Oil rises, gold steady amid mixed US–Iran de-escalation signals.

Oil prices inched up as Iran considers the U.S. plan to end the conflict.

Oil prices in Asia inched up on Thursday as mixed signals over Middle East de-escalation kept markets cautious, while Iran considered a U.S. proposal to end the conflict.

By 20:31 ET (00:31 GMT), May Brent crude rose 0.8% to $103.02 per barrel and WTI crude gained 1% to $91.20, after both benchmarks dropped more than 2% in the previous session.

Traders assessed tentative diplomatic developments from Tehran, where authorities are said to be reviewing a U.S.-supported plan to stop the fighting. Although Iran has yet to accept the proposal, it has not rejected it outright, fueling guarded optimism for easing tensions.

However, uncertainty remains high. Tehran has denied direct talks with Washington and signaled that major disagreements persist, leaving markets uneasy and price moves relatively muted.

Crude has seen sharp swings in recent weeks as the conflict disrupted supply flows from the Gulf, a key global oil hub. Earlier this month, Brent surged past $119 per barrel on concerns over potential supply outages.

The Strait of Hormuz—through which about one-fifth of global oil passes—remains a critical risk point, with any disruption likely to drive prices higher.

On Wednesday, prices fell as reports of possible negotiations eased some geopolitical risk premium.
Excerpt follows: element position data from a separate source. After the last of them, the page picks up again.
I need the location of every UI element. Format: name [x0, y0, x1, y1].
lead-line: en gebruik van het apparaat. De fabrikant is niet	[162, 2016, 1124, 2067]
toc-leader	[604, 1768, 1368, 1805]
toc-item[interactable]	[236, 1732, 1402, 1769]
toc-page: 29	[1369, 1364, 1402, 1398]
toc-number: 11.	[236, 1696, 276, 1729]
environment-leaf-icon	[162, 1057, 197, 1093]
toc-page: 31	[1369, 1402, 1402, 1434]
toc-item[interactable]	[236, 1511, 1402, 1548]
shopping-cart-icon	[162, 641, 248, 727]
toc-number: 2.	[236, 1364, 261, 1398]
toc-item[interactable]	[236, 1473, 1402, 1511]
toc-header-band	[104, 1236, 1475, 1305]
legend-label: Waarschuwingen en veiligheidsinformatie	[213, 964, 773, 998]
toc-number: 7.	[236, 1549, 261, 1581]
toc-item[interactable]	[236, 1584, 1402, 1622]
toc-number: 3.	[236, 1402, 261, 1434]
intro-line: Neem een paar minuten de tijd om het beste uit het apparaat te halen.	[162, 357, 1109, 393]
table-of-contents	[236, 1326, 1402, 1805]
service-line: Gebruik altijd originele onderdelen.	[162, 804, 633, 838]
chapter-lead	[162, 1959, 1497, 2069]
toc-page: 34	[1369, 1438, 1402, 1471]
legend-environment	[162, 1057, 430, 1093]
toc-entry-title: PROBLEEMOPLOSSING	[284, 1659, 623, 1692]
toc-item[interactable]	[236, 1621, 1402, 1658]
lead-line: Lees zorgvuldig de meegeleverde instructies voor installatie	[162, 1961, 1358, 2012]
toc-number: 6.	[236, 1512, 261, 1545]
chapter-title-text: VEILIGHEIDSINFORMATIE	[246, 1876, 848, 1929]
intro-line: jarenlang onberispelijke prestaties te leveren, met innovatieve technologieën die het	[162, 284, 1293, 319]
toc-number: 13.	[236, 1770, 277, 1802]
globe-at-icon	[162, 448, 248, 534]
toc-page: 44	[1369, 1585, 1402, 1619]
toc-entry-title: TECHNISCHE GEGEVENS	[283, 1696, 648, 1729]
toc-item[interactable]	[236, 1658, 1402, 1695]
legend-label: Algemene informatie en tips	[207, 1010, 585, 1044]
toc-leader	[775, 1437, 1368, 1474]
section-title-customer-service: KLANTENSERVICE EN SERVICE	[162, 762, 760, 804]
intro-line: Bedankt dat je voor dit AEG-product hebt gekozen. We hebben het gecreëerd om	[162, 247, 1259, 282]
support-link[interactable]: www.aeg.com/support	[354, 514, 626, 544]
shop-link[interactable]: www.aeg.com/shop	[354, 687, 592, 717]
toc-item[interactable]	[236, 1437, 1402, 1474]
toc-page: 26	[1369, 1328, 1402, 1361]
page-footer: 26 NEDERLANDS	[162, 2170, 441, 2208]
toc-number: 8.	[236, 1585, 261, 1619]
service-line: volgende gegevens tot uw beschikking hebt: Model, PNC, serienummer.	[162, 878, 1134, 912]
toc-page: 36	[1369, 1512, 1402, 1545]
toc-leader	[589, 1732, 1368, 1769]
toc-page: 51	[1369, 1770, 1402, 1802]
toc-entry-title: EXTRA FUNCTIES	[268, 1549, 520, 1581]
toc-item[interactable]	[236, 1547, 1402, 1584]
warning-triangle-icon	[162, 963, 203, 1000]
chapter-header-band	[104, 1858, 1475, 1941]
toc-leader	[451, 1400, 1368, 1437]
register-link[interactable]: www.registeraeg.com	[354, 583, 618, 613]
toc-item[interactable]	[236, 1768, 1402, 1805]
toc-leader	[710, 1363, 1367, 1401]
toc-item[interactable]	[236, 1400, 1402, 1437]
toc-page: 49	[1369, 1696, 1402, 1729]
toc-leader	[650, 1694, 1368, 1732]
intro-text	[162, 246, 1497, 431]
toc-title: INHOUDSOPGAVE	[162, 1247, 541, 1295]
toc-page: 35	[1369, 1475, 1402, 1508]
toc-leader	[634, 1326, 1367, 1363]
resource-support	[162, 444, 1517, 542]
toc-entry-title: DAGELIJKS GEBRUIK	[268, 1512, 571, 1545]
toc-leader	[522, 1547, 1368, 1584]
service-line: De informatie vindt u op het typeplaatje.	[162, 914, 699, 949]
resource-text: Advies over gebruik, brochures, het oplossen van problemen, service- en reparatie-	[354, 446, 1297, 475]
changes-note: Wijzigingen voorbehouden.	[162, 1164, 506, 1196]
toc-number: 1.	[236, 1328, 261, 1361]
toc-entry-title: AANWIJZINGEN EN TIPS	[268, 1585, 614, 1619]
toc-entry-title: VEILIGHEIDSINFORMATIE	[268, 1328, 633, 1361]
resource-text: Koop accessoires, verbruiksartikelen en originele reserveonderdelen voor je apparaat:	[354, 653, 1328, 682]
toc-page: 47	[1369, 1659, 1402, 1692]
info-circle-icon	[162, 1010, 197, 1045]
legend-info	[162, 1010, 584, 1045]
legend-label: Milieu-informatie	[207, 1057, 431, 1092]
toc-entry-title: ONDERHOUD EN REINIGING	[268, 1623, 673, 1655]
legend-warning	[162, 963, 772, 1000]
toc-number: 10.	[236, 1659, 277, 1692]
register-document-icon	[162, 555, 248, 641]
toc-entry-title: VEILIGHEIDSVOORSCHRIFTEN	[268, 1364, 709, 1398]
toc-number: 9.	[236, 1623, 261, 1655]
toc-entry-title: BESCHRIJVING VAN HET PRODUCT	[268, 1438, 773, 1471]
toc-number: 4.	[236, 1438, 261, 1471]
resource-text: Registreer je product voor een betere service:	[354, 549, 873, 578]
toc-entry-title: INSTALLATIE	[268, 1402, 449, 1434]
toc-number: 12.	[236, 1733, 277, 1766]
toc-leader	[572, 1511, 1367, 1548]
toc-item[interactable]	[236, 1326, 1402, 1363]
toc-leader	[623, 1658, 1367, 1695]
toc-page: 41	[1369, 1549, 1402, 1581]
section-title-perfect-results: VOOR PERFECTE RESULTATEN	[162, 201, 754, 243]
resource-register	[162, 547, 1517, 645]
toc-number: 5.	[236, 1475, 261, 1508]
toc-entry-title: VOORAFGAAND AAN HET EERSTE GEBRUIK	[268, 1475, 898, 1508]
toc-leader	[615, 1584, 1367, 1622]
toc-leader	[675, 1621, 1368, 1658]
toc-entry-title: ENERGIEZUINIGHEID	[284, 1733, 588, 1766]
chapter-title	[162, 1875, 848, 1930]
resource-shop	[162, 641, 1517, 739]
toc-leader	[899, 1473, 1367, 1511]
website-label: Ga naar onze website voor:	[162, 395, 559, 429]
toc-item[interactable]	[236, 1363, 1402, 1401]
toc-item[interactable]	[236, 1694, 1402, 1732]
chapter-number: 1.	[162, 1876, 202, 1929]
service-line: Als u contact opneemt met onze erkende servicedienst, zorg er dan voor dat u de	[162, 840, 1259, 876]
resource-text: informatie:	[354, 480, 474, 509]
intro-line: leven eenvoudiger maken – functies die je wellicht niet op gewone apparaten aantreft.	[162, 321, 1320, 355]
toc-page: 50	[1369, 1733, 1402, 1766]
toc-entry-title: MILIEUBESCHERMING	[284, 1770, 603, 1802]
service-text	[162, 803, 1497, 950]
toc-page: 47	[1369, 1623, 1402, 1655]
Meanwhile, investors are monitoring Washington’s stance, as officials warn of tougher action if Iran fails to engage, adding further uncertainty to the outlook.

Gold holds steady as markets weigh conflicting signals over potential de-escalation between the U.S. and Iran.

Gold prices were mostly stable in Asian trading on Thursday as investors navigated mixed signals surrounding the Iran conflict, while Tehran continued to assess a U.S. proposal to end the war.

Spot gold edged up 0.1% to $4,509.06 an ounce by 22:57 ET (02:57 GMT), while U.S. gold futures declined 1.1% to $4,536.10.

Bullion had recovered earlier in the week, climbing back above $4,500 after a sharp pullback, supported by a weaker dollar and cautious optimism over potential U.S.-Iran diplomacy.

Still, gains were limited as uncertainty persisted. Iran is reviewing a U.S.-backed plan to halt hostilities, but unclear signals on whether talks will advance have kept investors wary.

Although Tehran has not formally accepted the proposal, it has avoided rejecting it outright, fueling guarded hopes for de-escalation. At the same time, Iran has denied direct negotiations with Washington and emphasized that key differences remain unresolved, leaving markets uneasy.

The U.S. has also warned of tougher action if Iran fails to engage constructively, adding another layer of tension.

Gold—traditionally a safe-haven asset—has shown unusual volatility in recent weeks. Prices dropped sharply earlier this month despite rising geopolitical risks, as expectations of prolonged high interest rates and a stronger dollar weighed on demand.

Movements in oil prices have also influenced sentiment. Rising crude has heightened inflation concerns, reinforcing expectations that central banks may keep rates elevated, which tends to pressure non-yielding assets like gold.

Wider financial markets reflected a cautious tone, with investors seeking clearer direction on both geopolitical developments and global monetary policy.

Among other precious metals, silver gained 0.1% to $71.32 an ounce, while platinum slipped 0.6% to $1,918.60.